The Bulgarian secret service played an active role in the so-called “ Bulgarization processes ” against the ethnic minority of the Balkan Turks in the 1980s, as well as against writers and dissidents .

He is also considered to be the commissioner of the murder of the writer Georgi Markov on Waterloo Bridge in London in 1978, which was known as an umbrella attack . A similar assassination attempt against the Bulgarian dissident and journalist Vladimir Kostov in August 1978 in the Paris subway failed.

It is now believed that prior to 1989 the DS also had complete control over the trade in arms , drugs , alcohol , cigarettes , gold , silver and antiques in Bulgaria and the entire Balkan Peninsula . It is therefore obvious that the structures of crime organized in a manner similar to that of the Mafia in Bulgaria, which emerged in the 1990s, were established by many former agents of the DS.

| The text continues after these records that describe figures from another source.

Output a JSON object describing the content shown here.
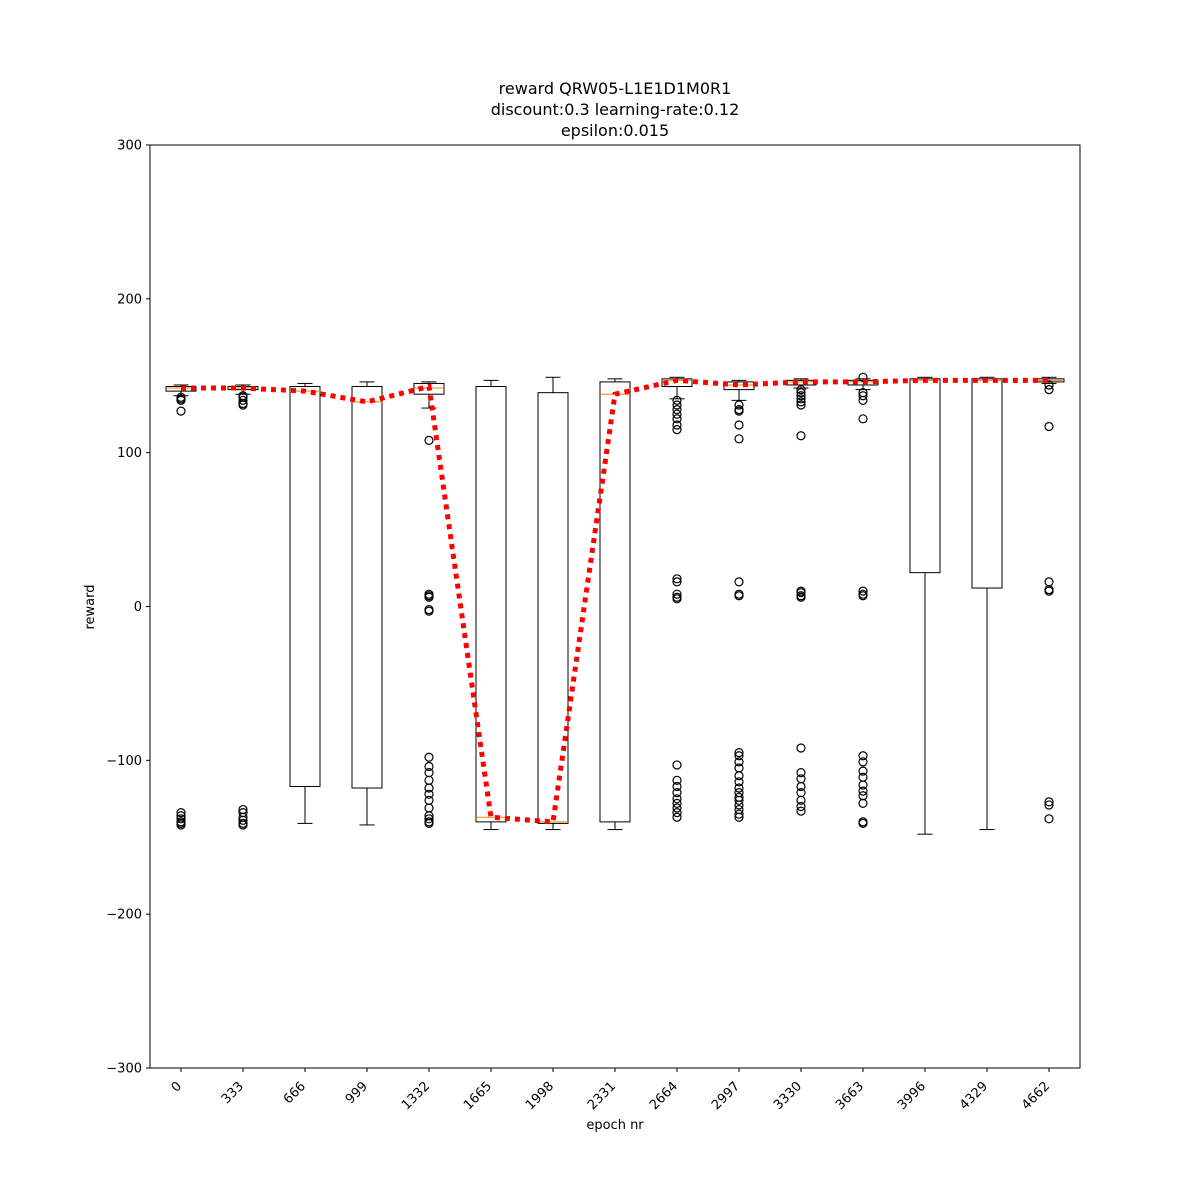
{
  "chart_data": {
    "type": "box",
    "title_lines": [
      "reward QRW05-L1E1D1M0R1",
      "discount:0.3 learning-rate:0.12",
      "epsilon:0.015"
    ],
    "xlabel": "epoch nr",
    "ylabel": "reward",
    "ylim": [
      -300,
      300
    ],
    "yticks": [
      -300,
      -200,
      -100,
      0,
      100,
      200,
      300
    ],
    "yticklabels": [
      "−300",
      "−200",
      "−100",
      "0",
      "100",
      "200",
      "300"
    ],
    "categories": [
      "0",
      "333",
      "666",
      "999",
      "1332",
      "1665",
      "1998",
      "2331",
      "2664",
      "2997",
      "3330",
      "3663",
      "3996",
      "4329",
      "4662"
    ],
    "grid": false,
    "legend": "none",
    "colors": {
      "box": "#000000",
      "median": "#ff7f0e",
      "mean_line": "#ff0000"
    },
    "boxes": [
      {
        "q1": 140,
        "median": 142,
        "q3": 143,
        "whisker_low": 137,
        "whisker_high": 144,
        "fliers": [
          134,
          135,
          136,
          127,
          -134,
          -136,
          -138,
          -140,
          -141,
          -142
        ]
      },
      {
        "q1": 141,
        "median": 142,
        "q3": 143,
        "whisker_low": 138,
        "whisker_high": 144,
        "fliers": [
          131,
          132,
          134,
          136,
          137,
          -132,
          -134,
          -137,
          -139,
          -141,
          -142
        ]
      },
      {
        "q1": -117,
        "median": 140,
        "q3": 143,
        "whisker_low": -141,
        "whisker_high": 145,
        "fliers": []
      },
      {
        "q1": -118,
        "median": 133,
        "q3": 143,
        "whisker_low": -142,
        "whisker_high": 146,
        "fliers": []
      },
      {
        "q1": 138,
        "median": 142,
        "q3": 145,
        "whisker_low": 129,
        "whisker_high": 146,
        "fliers": [
          108,
          8,
          7,
          6,
          -2,
          -3,
          -98,
          -104,
          -108,
          -113,
          -118,
          -122,
          -126,
          -131,
          -136,
          -138,
          -140,
          -141
        ]
      },
      {
        "q1": -140,
        "median": -137,
        "q3": 143,
        "whisker_low": -145,
        "whisker_high": 147,
        "fliers": []
      },
      {
        "q1": -141,
        "median": -140,
        "q3": 139,
        "whisker_low": -145,
        "whisker_high": 149,
        "fliers": []
      },
      {
        "q1": -140,
        "median": 138,
        "q3": 146,
        "whisker_low": -145,
        "whisker_high": 148,
        "fliers": []
      },
      {
        "q1": 143,
        "median": 147,
        "q3": 148,
        "whisker_low": 135,
        "whisker_high": 149,
        "fliers": [
          134,
          131,
          128,
          125,
          122,
          118,
          115,
          18,
          16,
          8,
          6,
          5,
          -103,
          -113,
          -117,
          -121,
          -125,
          -128,
          -131,
          -134,
          -137
        ]
      },
      {
        "q1": 141,
        "median": 144,
        "q3": 146,
        "whisker_low": 134,
        "whisker_high": 147,
        "fliers": [
          131,
          128,
          127,
          118,
          109,
          16,
          8,
          7,
          -95,
          -97,
          -101,
          -105,
          -110,
          -114,
          -118,
          -121,
          -124,
          -126,
          -129,
          -132,
          -135,
          -137
        ]
      },
      {
        "q1": 144,
        "median": 146,
        "q3": 147,
        "whisker_low": 142,
        "whisker_high": 148,
        "fliers": [
          141,
          139,
          137,
          135,
          133,
          131,
          111,
          10,
          9,
          7,
          6,
          -92,
          -108,
          -112,
          -117,
          -121,
          -126,
          -130,
          -133
        ]
      },
      {
        "q1": 144,
        "median": 146,
        "q3": 147,
        "whisker_low": 141,
        "whisker_high": 148,
        "fliers": [
          149,
          139,
          137,
          134,
          122,
          10,
          8,
          7,
          -97,
          -101,
          -107,
          -111,
          -116,
          -120,
          -123,
          -128,
          -140,
          -141
        ]
      },
      {
        "q1": 22,
        "median": 147,
        "q3": 148,
        "whisker_low": -148,
        "whisker_high": 149,
        "fliers": []
      },
      {
        "q1": 12,
        "median": 147,
        "q3": 148,
        "whisker_low": -145,
        "whisker_high": 149,
        "fliers": []
      },
      {
        "q1": 146,
        "median": 147,
        "q3": 148,
        "whisker_low": 145,
        "whisker_high": 149,
        "fliers": [
          144,
          141,
          117,
          16,
          11,
          10,
          -127,
          -129,
          -138
        ]
      }
    ],
    "mean_series": {
      "style": "dotted",
      "values": [
        142,
        142,
        140,
        133,
        143,
        -137,
        -140,
        138,
        147,
        144,
        146,
        146,
        147,
        147,
        147
      ]
    }
  }
}
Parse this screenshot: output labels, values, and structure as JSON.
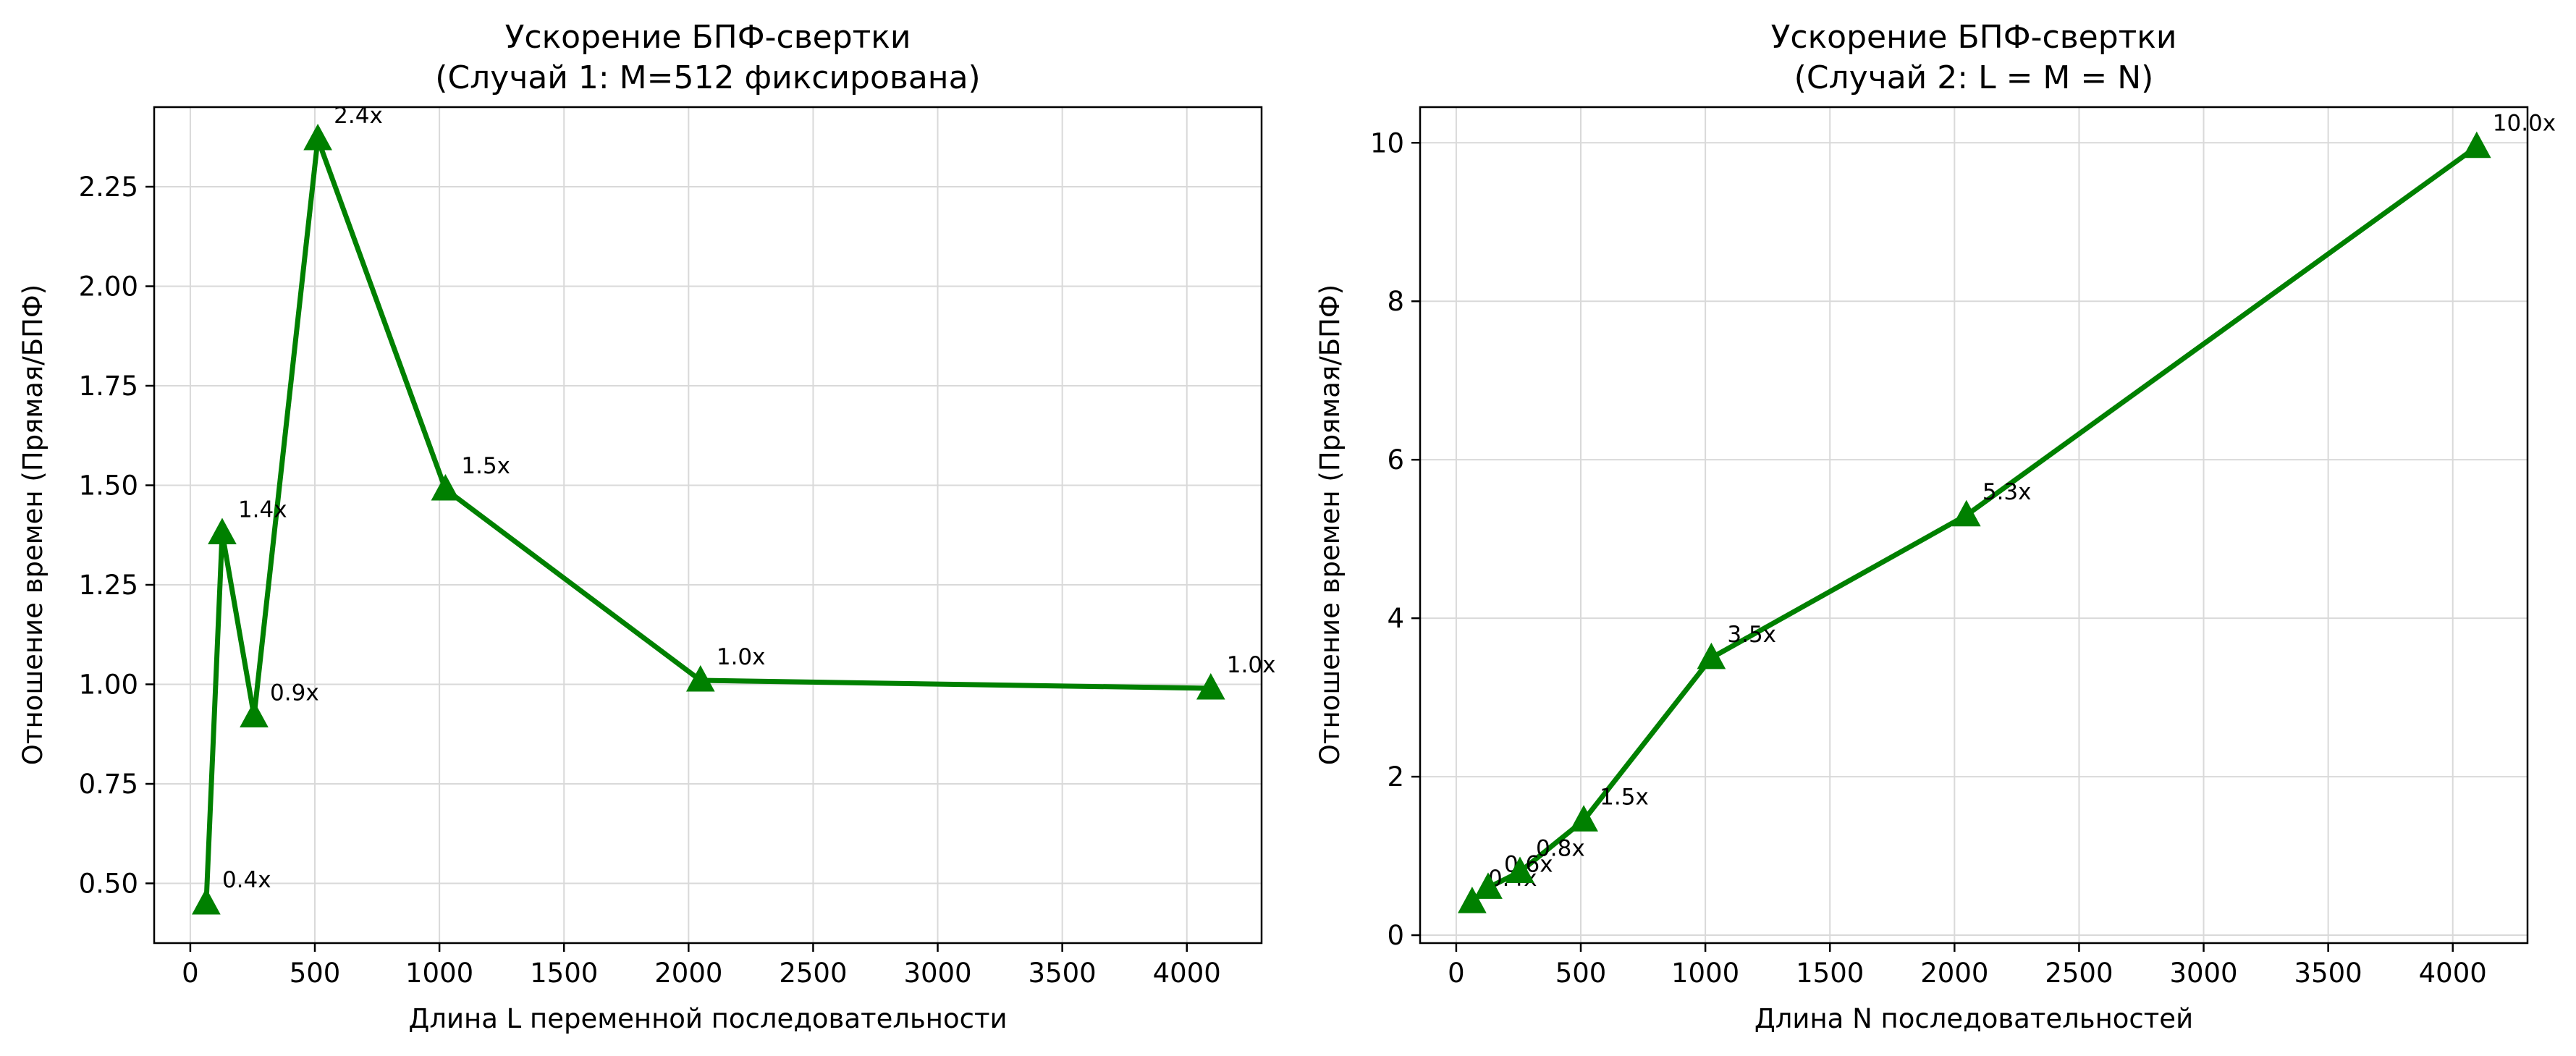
{
  "chart_data": [
    {
      "type": "line",
      "title_lines": [
        "Ускорение БПФ-свертки",
        "(Случай 1: M=512 фиксирована)"
      ],
      "xlabel": "Длина L переменной последовательности",
      "ylabel": "Отношение времен (Прямая/БПФ)",
      "xlim": [
        -145,
        4300
      ],
      "ylim": [
        0.35,
        2.45
      ],
      "xticks": [
        0,
        500,
        1000,
        1500,
        2000,
        2500,
        3000,
        3500,
        4000
      ],
      "yticks": [
        0.5,
        0.75,
        1.0,
        1.25,
        1.5,
        1.75,
        2.0,
        2.25
      ],
      "ytick_labels": [
        "0.50",
        "0.75",
        "1.00",
        "1.25",
        "1.50",
        "1.75",
        "2.00",
        "2.25"
      ],
      "grid": true,
      "color": "#008000",
      "marker": "triangle",
      "x": [
        64,
        128,
        256,
        512,
        1024,
        2048,
        4096
      ],
      "y": [
        0.45,
        1.38,
        0.92,
        2.37,
        1.49,
        1.01,
        0.99
      ],
      "labels": [
        "0.4x",
        "1.4x",
        "0.9x",
        "2.4x",
        "1.5x",
        "1.0x",
        "1.0x"
      ]
    },
    {
      "type": "line",
      "title_lines": [
        "Ускорение БПФ-свертки",
        "(Случай 2: L = M = N)"
      ],
      "xlabel": "Длина N последовательностей",
      "ylabel": "Отношение времен (Прямая/БПФ)",
      "xlim": [
        -145,
        4300
      ],
      "ylim": [
        -0.1,
        10.45
      ],
      "xticks": [
        0,
        500,
        1000,
        1500,
        2000,
        2500,
        3000,
        3500,
        4000
      ],
      "yticks": [
        0,
        2,
        4,
        6,
        8,
        10
      ],
      "ytick_labels": [
        "0",
        "2",
        "4",
        "6",
        "8",
        "10"
      ],
      "grid": true,
      "color": "#008000",
      "marker": "triangle",
      "x": [
        64,
        128,
        256,
        512,
        1024,
        2048,
        4096
      ],
      "y": [
        0.42,
        0.6,
        0.8,
        1.45,
        3.5,
        5.3,
        9.95
      ],
      "labels": [
        "0.4x",
        "0.6x",
        "0.8x",
        "1.5x",
        "3.5x",
        "5.3x",
        "10.0x"
      ]
    }
  ]
}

Furthermore, the secret service was accused for a long time as the main contractor of the pistol attack on the then Pope John Paul II by Mehmet Ali Ağca . 2006 was a committee of the Italian Parliament to the conclusion that the attack on the instructions of Leonid Brezhnev of the Soviet secret service GRU was commissioned - in cooperation with the Bulgarian secret service and the Ministry of State Security of the GDR .

Document retention

The secret files of the KDS or DS caused great controversy in Bulgaria too. However, most of these were destroyed by agents after the collapse of the communist regime in 1989. The democratic forces of the opposition, newly established from 1990 onwards, made the communist functionaries who continued to rule until 1997, who now again formed the government and the prime minister as members of the Bulgarian Socialist Party , responsible for the destruction of files that could incriminate their members. In 2002, the former interior minister and vice-president Atanas Semerdzhiev was found guilty of personally ordering the destruction of 144,235 files from the DS archives in 1990 and thus undermining the then still young democracy.

Camps, imprisonments

literature

Web links

Individual evidence

  1. Michael Winfrey: Uproar in Bulgaria at death of secret files keeper. January 20, 2007, accessed July 5, 2018 .
  2. Tatyana Vaksberg: Bulgarians Agree to Open Secret Service Archives. Parties finally reach consensus on public right of access to communist-era files. In: Balkan Insight . October 12, 2006, accessed on July 5, 2018 (English, article only available against payment).
  3. See Stefan Samerski : Teufel und Weihwasser. The Pope and the Erosion of Communism , In: Osteuropa 59 (2009), pp. 183–193, here: p. 188.